İlk romanı "Kusursuz Veda"nın ardından Nemesis Kitap etiketiyle yayımlanan; edebi anlatımı, derinliği, müthiş kurgusuyla okuyucuyu kendisine hayran bırakan "Kan Ağacı"nı soruyorum Jale Demirdöğen'e ve ondan bir tutkuyu anlatmasını istiyorum... Yazmayı...



Roman bir tutku, biliyorum... Senin tutuluşun nasıl oldu Jale?

Emre, bu tutuluş daha ortaokul yıllarımda, hem de klasiklerden birini okurken, sonradan inanamayacağım ve hadsiz bulduğum bir cesaretle, ben olsam bunu başka türlü yazardım gibi bir cümleyi içimden geçirdiğimde başladı... Kendime, yaşadığımdan ayrı ve kitaplardan oluşan bir dünya yaratmıştım. O dünya içinde nefes almaya başladığımı hissettiğimde, okumanın bana yetmediğini, söyleyecek sözlerim olduğunu ve ileride bir gün romanlar yazmak istediğimi fark ettim. Bu en büyük hayalim ve tutkum oldu. Haddimi bildim, çok okudum, kendimi donattım ve artık hazırım dediğimde de ilk romanımın başına oturdum. İşte bu derin tutkunun ilk ateşi daha o yıllarda düştü içime... Hem de bazı yazılmışları bile şiddetle değiştirmek gibi yükselmiş bir arzunun eşliğinde:)
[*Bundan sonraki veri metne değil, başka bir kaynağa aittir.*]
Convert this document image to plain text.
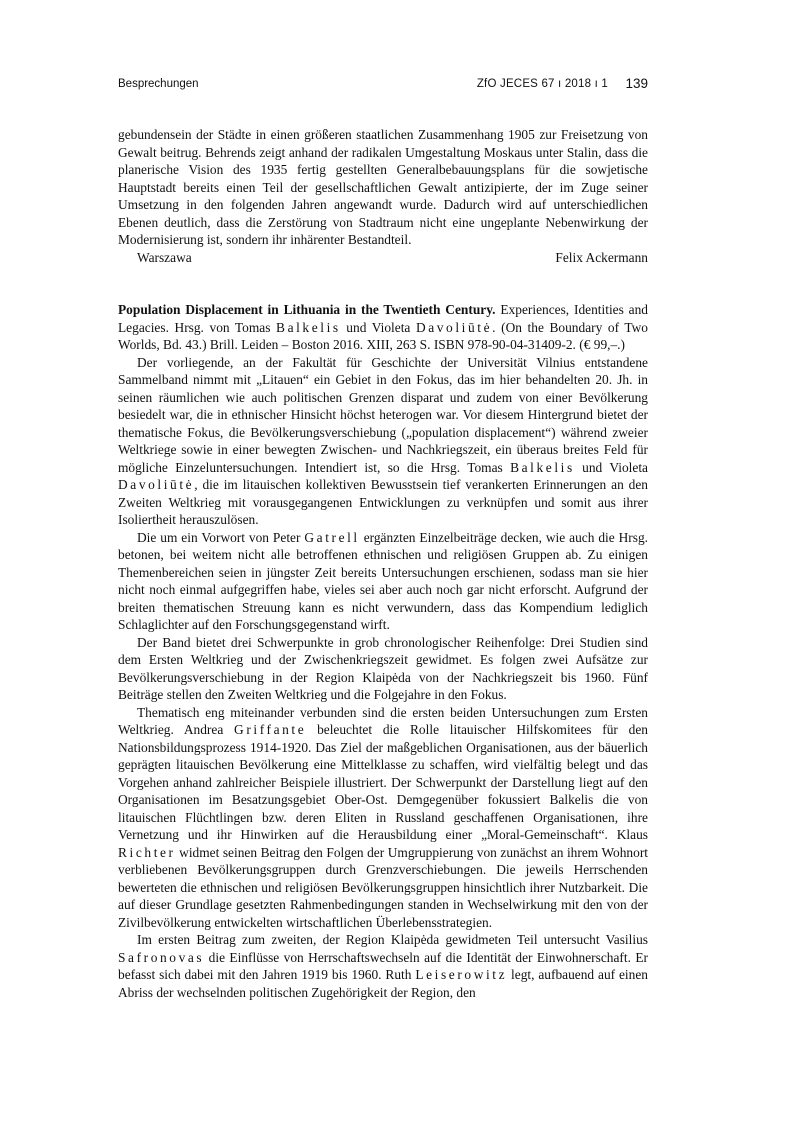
Besprechungen	ZfO JECES 67 ı 2018 ı 1 139

gebundensein der Städte in einen größeren staatlichen Zusammenhang 1905 zur Freisetzung von Gewalt beitrug. Behrends zeigt anhand der radikalen Umgestaltung Moskaus unter Stalin, dass die planerische Vision des 1935 fertig gestellten Generalbebauungsplans für die sowjetische Hauptstadt bereits einen Teil der gesellschaftlichen Gewalt antizipierte, der im Zuge seiner Umsetzung in den folgenden Jahren angewandt wurde. Dadurch wird auf unterschiedlichen Ebenen deutlich, dass die Zerstörung von Stadtraum nicht eine ungeplante Nebenwirkung der Modernisierung ist, sondern ihr inhärenter Bestandteil.

Warszawa	Felix Ackermann

Population Displacement in Lithuania in the Twentieth Century. Experiences, Identities and Legacies. Hrsg. von Tomas Balkelis und Violeta Davoliūtė. (On the Boundary of Two Worlds, Bd. 43.) Brill. Leiden – Boston 2016. XIII, 263 S. ISBN 978-90-04-31409-2. (€ 99,–.)

Der vorliegende, an der Fakultät für Geschichte der Universität Vilnius entstandene Sammelband nimmt mit „Litauen“ ein Gebiet in den Fokus, das im hier behandelten 20. Jh. in seinen räumlichen wie auch politischen Grenzen disparat und zudem von einer Bevölkerung besiedelt war, die in ethnischer Hinsicht höchst heterogen war. Vor diesem Hintergrund bietet der thematische Fokus, die Bevölkerungsverschiebung („population displacement“) während zweier Weltkriege sowie in einer bewegten Zwischen- und Nachkriegszeit, ein überaus breites Feld für mögliche Einzeluntersuchungen. Intendiert ist, so die Hrsg. Tomas Balkelis und Violeta Davoliūtė, die im litauischen kollektiven Bewusstsein tief verankerten Erinnerungen an den Zweiten Weltkrieg mit vorausgegangenen Entwicklungen zu verknüpfen und somit aus ihrer Isoliertheit herauszulösen.

Die um ein Vorwort von Peter Gatrell ergänzten Einzelbeiträge decken, wie auch die Hrsg. betonen, bei weitem nicht alle betroffenen ethnischen und religiösen Gruppen ab. Zu einigen Themenbereichen seien in jüngster Zeit bereits Untersuchungen erschienen, sodass man sie hier nicht noch einmal aufgegriffen habe, vieles sei aber auch noch gar nicht erforscht. Aufgrund der breiten thematischen Streuung kann es nicht verwundern, dass das Kompendium lediglich Schlaglichter auf den Forschungsgegenstand wirft.

Der Band bietet drei Schwerpunkte in grob chronologischer Reihenfolge: Drei Studien sind dem Ersten Weltkrieg und der Zwischenkriegszeit gewidmet. Es folgen zwei Aufsätze zur Bevölkerungsverschiebung in der Region Klaipėda von der Nachkriegszeit bis 1960. Fünf Beiträge stellen den Zweiten Weltkrieg und die Folgejahre in den Fokus.

Thematisch eng miteinander verbunden sind die ersten beiden Untersuchungen zum Ersten Weltkrieg. Andrea Griffante beleuchtet die Rolle litauischer Hilfskomitees für den Nationsbildungsprozess 1914-1920. Das Ziel der maßgeblichen Organisationen, aus der bäuerlich geprägten litauischen Bevölkerung eine Mittelklasse zu schaffen, wird vielfältig belegt und das Vorgehen anhand zahlreicher Beispiele illustriert. Der Schwerpunkt der Darstellung liegt auf den Organisationen im Besatzungsgebiet Ober-Ost. Demgegenüber fokussiert Balkelis die von litauischen Flüchtlingen bzw. deren Eliten in Russland geschaffenen Organisationen, ihre Vernetzung und ihr Hinwirken auf die Herausbildung einer „Moral-Gemeinschaft“. Klaus Richter widmet seinen Beitrag den Folgen der Umgruppierung von zunächst an ihrem Wohnort verbliebenen Bevölkerungsgruppen durch Grenzverschiebungen. Die jeweils Herrschenden bewerteten die ethnischen und religiösen Bevölkerungsgruppen hinsichtlich ihrer Nutzbarkeit. Die auf dieser Grundlage gesetzten Rahmenbedingungen standen in Wechselwirkung mit den von der Zivilbevölkerung entwickelten wirtschaftlichen Überlebensstrategien.

Im ersten Beitrag zum zweiten, der Region Klaipėda gewidmeten Teil untersucht Vasilius Safronovas die Einflüsse von Herrschaftswechseln auf die Identität der Einwohnerschaft. Er befasst sich dabei mit den Jahren 1919 bis 1960. Ruth Leiserowitz legt, aufbauend auf einen Abriss der wechselnden politischen Zugehörigkeit der Region, den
Okurlar seni, romanlarından önce şair kimliğinle tanıyorlar... Şiir mi, roman mı? Hangisi daha büyülü ve hangisi kalemine küsse daha çok etkilenirsin?

Şiirle yirmi yıldan fazla ilgilendim ve yadsıyamayacağım kadar mühim bir edebiyat dalı o benim için. Şiir dilim, roman dilime büyük katkıda bulundu ve romanlarımda kullandığım dilin biraz da şiirsel olmasını sağladı. Bu sebeple şiire minnet borçluyum fakat sen büyüyü sordun ki, şiiri asla hayatımdan öteleyemesem de bir roman yaratma süreci benim için şiirden çok daha büyülü oldu hep. Aslında iç içe iki dil. Roman yazma sürecinde kendimi tanıdığımı, yeniden ve her seferinde başka bir yönümle keşfettiğimi fark ediyorum. Şöyle düşün ki; şiir yazmak uzun ve heyecanlı yolculukların mola saatleriyse, roman yazmak o yolculuğun ta kendisi. Yine de bir şiirden bir roman, bir romandan yüz şiir çıkarabilecek kadar da seviyorum her ikisini de.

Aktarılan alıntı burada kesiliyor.